München – Ein Jahr danach sind die ganzen Bilder wieder präsent. Die Aufnahmen von Walter Lübcke, die einen freundlichen blickenden Mann zeigen, der erkennbar noch mitten im Leben steht. Das Wohnhaus des Kasseler Regierungspräsidenten in Wolfhagen-Istha und davor das Flatterband mit dem Aufdruck „Polizeiabsperrung“ als Mahnung, dass hier etwas Schlimmes passiert ist. Schließlich das Foto eines Mannes mit Sturmhaube. Die drei Aufnahmen stehen für den Kern jener blutigen Geschichte, die Deutschland im Juni 2019 erschütterte und das Land kommende Woche wieder tief bewegen wird.
Am Dienstag beginnt vor dem Oberlandesgericht Frankfurt der Prozess gegen Stephan E., den Mann mit der Sturmhaube, und Markus H, seinen mutmaßlichen Helfer. E. soll Walter Lübcke (65) in der Nacht zum 2. Juni auf der Terrasse seines Hauses mit einem Kopfschuss regelrecht hingerichtet haben. Er gestand die Tat nach seiner Festnahme, widerrief jedoch wenig später.
Längst ist der Mordfall zu einem Politikum geworden – und das nicht nur, weil Lübcke aufgrund seiner Positionen in der Flüchtlingsdebatte über Jahre angefeindet wurde. Erst vor wenigen Tagen wurde bekannt, welch schwere Versäumnisse im hessischen Landesamt für Verfassungsschutz die Tat möglicherweise begünstigten.
Nach Recherchen des NDR leitete das Amt wichtige Informationen zu rechtsextremistischen Aktivitäten von Markus H. nicht weiter. H. durfte seit 2015 legal Schusswaffen besitzen, die notwendige Erlaubnis erstritt er sich vor dem Verwaltungsgericht Kassel. Die Juristen begründeten dies damit, dass die Informationen über H.s rechte Vergangenheit sich lediglich auf den Zeitraum bis 2009 erstreckten. Laut Waffenrecht gilt man als unzuverlässig, wenn man in den vergangenen fünf Jahren mit verfassungsfeindlichen Tendenzen auffällig geworden ist.
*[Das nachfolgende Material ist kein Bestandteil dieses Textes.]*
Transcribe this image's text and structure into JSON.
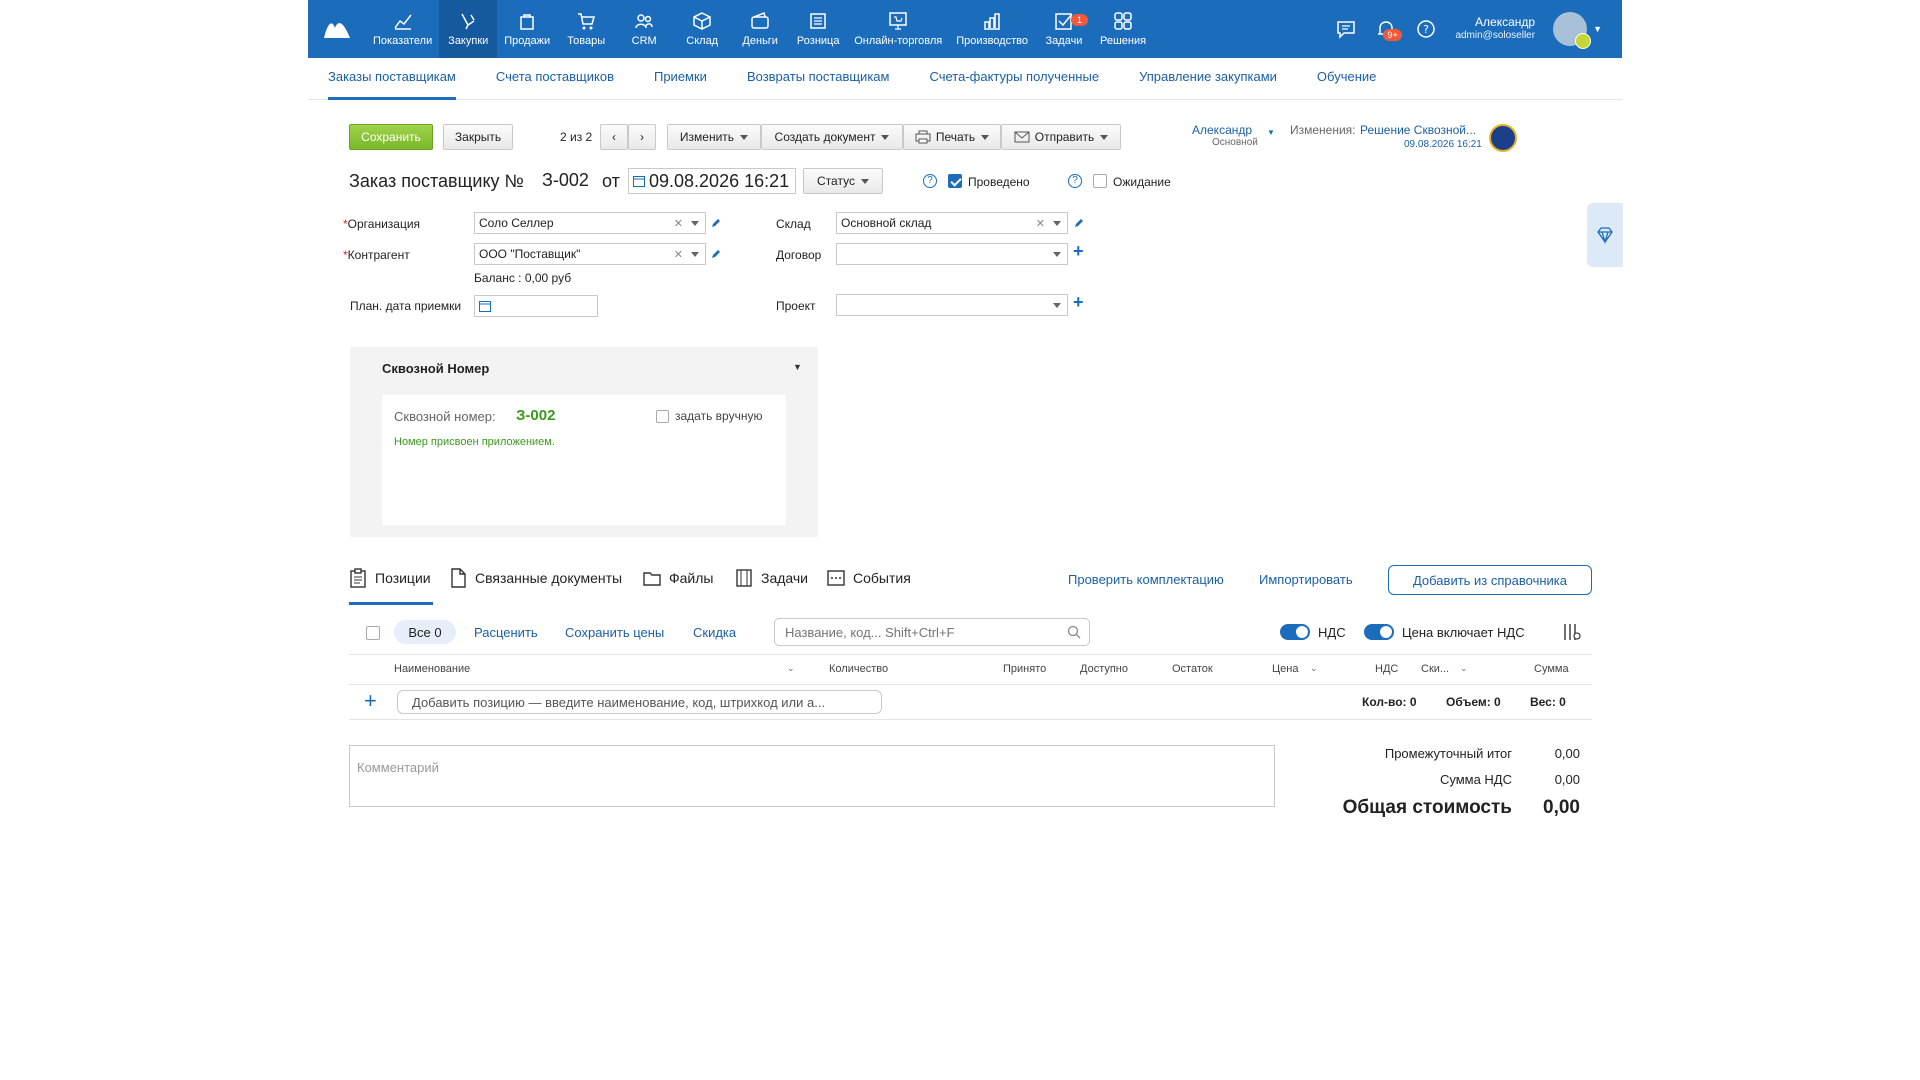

Was Hessens Verfassungsschützer zwar wussten, aber nicht an die Waffenbehörden weiterleiteten: Noch 2011 gab es einen Eintrag in H.s Akte, Anlass war die Verbindung zu einem rechtsextremistischen Youtube-Kanal. Mit dieser Information wäre es leichter gewesen, H., der Stephan E. das Schießen beigebracht haben soll, den legalen Zugang zu Waffen zu verweigern.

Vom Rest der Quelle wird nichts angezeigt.